2 cups all-purpose gluten-free flour, spooned and leveled
2 tablespoons corn starch
1/2 teaspoon Kosher salt
1 cup (2 sticks) unsalted butter, room temperature
3 tablespoons honey
1/3 cup granulated sugar
2 teaspoons dried lavender
1/2 teaspoon vanilla
Instructions
Use a mortar and pestle or another flat, hard surface to slightly grind up the lavender. It doesn’t have to be super fine, but we don’t want any big chunks of lavender.
In a medium bowl, combine the flour, corn starch, salt, and lavender.
In a large bowl, beat the butter, honey, and sugar for about three minutes, until very smooth and creamy. Scrape down the sides of the bowl with a spatula, then beat in the vanilla extract for another minute.
Beat the dry ingredients into the wet ingredients for one to two minute. The mixture will be dry and crumbly at first, then will slowly come together.
Scrape the dough into one hand and place on a clean surface lightly dusted with flour and knead it for a minute, just to make sure everything is well incorporated.
Divide the dough in half, and form each half into a log that is about 8 inches long and 2 inches in diameter. Cover each log with plastic wrap, then use a cutting board or flat surface to gently press down on each long side of the log to create four corners. It doesn’t have to be perfect; it will just give the cookies some shape when baking. Let the logs chill in the refrigerator for at least one hour.

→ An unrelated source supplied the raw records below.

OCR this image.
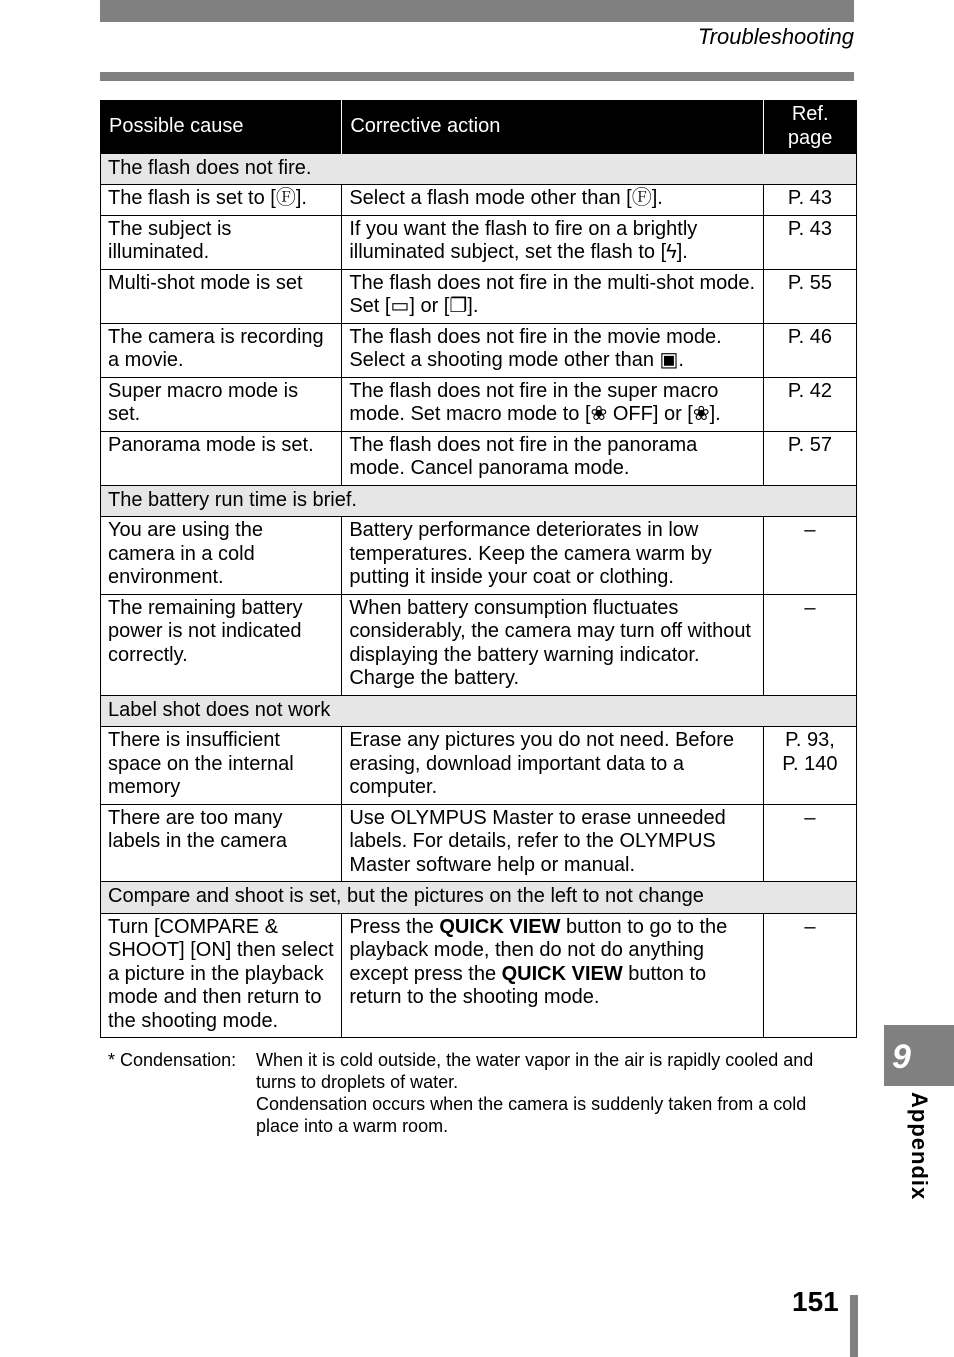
Troubleshooting
Possible cause	Corrective action	Ref. page
The flash does not fire.		
The flash is set to [Ⓕ].	Select a flash mode other than [Ⓕ].	P. 43
The subject is illuminated.	If you want the flash to fire on a brightly illuminated subject, set the flash to [ϟ].	P. 43
Multi-shot mode is set	The flash does not fire in the multi-shot mode. Set [▭] or [❐].	P. 55
The camera is recording a movie.	The flash does not fire in the movie mode. Select a shooting mode other than ▣.	P. 46
Super macro mode is set.	The flash does not fire in the super macro mode. Set macro mode to [❀ OFF] or [❀].	P. 42
Panorama mode is set.	The flash does not fire in the panorama mode. Cancel panorama mode.	P. 57
The battery run time is brief.		
You are using the camera in a cold environment.	Battery performance deteriorates in low temperatures. Keep the camera warm by putting it inside your coat or clothing.	–
The remaining battery power is not indicated correctly.	When battery consumption fluctuates considerably, the camera may turn off without displaying the battery warning indicator. Charge the battery.	–
Label shot does not work		
There is insufficient space on the internal memory	Erase any pictures you do not need. Before erasing, download important data to a computer.	P. 93, P. 140
There are too many labels in the camera	Use OLYMPUS Master to erase unneeded labels. For details, refer to the OLYMPUS Master software help or manual.	–
Compare and shoot is set, but the pictures on the left to not change		
Turn [COMPARE & SHOOT] [ON] then select a picture in the playback mode and then return to the shooting mode.	Press the QUICK VIEW button to go to the playback mode, then do not do anything except press the QUICK VIEW button to return to the shooting mode.	–
* Condensation: When it is cold outside, the water vapor in the air is rapidly cooled and turns to droplets of water.

Condensation occurs when the camera is suddenly taken from a cold place into a warm room.

9
Appendix
151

When the dough is nearly ready, preheat your oven to 325 degrees and line two baking sheets with some parchment paper.
Now it’s time to cut cookies out of the log. Take a short side of the log and cut 1/2-inch pieces down the entire log. You should get 12 to 18 pieces. Transfer the pieces to a prepared baking sheet, about 1 inch apart from each other.
Bake the cookies for 18 to 20 minutes, until they are a light golden color.
Let the cookies cool for 10 minutes on the baking sheets before transferring to a cooling rack to cool completely. These can be stores in an airtight container for up to one week.